The fix is Keycloak client mapper configuration. For each attribute, you create a "SAML User Attribute" mapper with SAML Attribute NameFormat set to URI Reference and the SAML Attribute Name set to the full URI Metabase expects. The debugging was painful because Metabase silently ignores attributes that don't match its expected URIs. No error, no warning, just an empty user profile. I ended up intercepting the SAML response with a browser extension to verify the attribute names in the XML.
Observability
The stack is Grafana, Prometheus, Loki, and Alertmanager, deployed via the kube-prometheus-stack Helm chart. Prometheus scrapes Typesense's /metrics endpoint (request latency histograms, index size, memory RSS, active connections) and Metabase's JMX metrics via a jmx_exporter sidecar.

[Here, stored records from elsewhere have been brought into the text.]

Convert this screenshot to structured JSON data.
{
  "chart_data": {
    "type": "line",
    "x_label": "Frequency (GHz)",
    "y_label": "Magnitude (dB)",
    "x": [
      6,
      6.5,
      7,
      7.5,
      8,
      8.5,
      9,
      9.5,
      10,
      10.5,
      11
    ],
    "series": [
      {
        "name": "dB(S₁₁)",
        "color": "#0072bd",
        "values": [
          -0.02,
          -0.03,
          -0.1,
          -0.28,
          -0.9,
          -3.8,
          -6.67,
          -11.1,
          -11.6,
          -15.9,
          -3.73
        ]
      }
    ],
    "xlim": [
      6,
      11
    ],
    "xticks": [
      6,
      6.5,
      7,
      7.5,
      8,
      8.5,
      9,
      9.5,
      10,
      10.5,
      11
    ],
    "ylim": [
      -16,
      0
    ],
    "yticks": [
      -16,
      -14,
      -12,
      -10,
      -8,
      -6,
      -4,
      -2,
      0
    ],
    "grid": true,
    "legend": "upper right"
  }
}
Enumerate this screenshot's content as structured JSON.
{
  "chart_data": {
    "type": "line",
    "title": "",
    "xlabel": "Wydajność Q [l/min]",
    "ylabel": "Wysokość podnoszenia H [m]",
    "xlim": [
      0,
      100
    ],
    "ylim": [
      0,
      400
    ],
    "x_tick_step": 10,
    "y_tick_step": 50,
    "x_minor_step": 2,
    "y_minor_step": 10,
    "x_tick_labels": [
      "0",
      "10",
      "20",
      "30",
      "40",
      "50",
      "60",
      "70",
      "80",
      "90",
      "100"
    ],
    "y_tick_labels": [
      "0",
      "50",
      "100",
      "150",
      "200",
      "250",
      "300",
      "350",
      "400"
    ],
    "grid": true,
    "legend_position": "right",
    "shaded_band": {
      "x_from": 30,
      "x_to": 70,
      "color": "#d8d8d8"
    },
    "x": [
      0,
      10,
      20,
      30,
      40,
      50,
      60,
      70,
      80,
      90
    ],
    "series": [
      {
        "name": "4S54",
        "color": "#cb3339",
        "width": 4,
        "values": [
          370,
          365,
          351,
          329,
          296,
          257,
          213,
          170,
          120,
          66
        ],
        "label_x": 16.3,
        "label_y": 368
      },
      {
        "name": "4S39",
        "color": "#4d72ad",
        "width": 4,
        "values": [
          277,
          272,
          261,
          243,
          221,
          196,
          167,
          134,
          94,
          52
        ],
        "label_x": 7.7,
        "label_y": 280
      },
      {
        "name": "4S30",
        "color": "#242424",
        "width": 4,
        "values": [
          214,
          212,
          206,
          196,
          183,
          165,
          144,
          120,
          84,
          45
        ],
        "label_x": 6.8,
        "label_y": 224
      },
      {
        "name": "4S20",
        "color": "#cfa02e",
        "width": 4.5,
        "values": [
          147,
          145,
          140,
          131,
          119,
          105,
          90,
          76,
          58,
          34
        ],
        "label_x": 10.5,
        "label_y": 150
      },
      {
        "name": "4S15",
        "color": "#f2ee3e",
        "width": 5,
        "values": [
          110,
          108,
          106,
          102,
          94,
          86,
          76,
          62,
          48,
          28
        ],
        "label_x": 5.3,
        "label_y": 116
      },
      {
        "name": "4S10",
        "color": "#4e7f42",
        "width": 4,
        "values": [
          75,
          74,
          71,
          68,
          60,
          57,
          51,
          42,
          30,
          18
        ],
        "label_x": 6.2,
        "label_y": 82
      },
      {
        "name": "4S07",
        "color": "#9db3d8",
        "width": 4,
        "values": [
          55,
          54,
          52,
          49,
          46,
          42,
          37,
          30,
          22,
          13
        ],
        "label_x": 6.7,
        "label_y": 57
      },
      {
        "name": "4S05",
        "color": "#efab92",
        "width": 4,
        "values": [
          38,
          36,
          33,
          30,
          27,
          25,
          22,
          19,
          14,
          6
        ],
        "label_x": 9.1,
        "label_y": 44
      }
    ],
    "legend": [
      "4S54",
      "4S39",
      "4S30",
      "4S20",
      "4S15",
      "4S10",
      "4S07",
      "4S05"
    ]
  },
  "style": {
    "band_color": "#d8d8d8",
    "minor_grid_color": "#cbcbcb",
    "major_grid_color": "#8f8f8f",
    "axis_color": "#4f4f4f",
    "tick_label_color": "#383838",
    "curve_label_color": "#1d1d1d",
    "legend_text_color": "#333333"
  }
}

The alert that justified the whole stack: a Prometheus rule on container_memory_working_set_bytes{container="typesense"} / on(pod) kube_pod_container_resource_limits{resource="memory"} > 0.8 fired three weeks after the migration. The Typesense process was climbing toward 1Gi because the --memory-limit-mb flag wasn't set yet (I added it after this incident). Grafana showed a steady upward ramp over 12 hours. We set the flag, deployed, and the memory curve flattened to a sawtooth pattern as compaction kicked in. No customer-visible impact.
Would I recommend self-hosting in general? It depends on team size. The cloud versions exist so you don't need a person who thinks about disks. We had one (me), so the math worked. If your infra person is also your only backend person and your only on-call, pay the SaaS bill.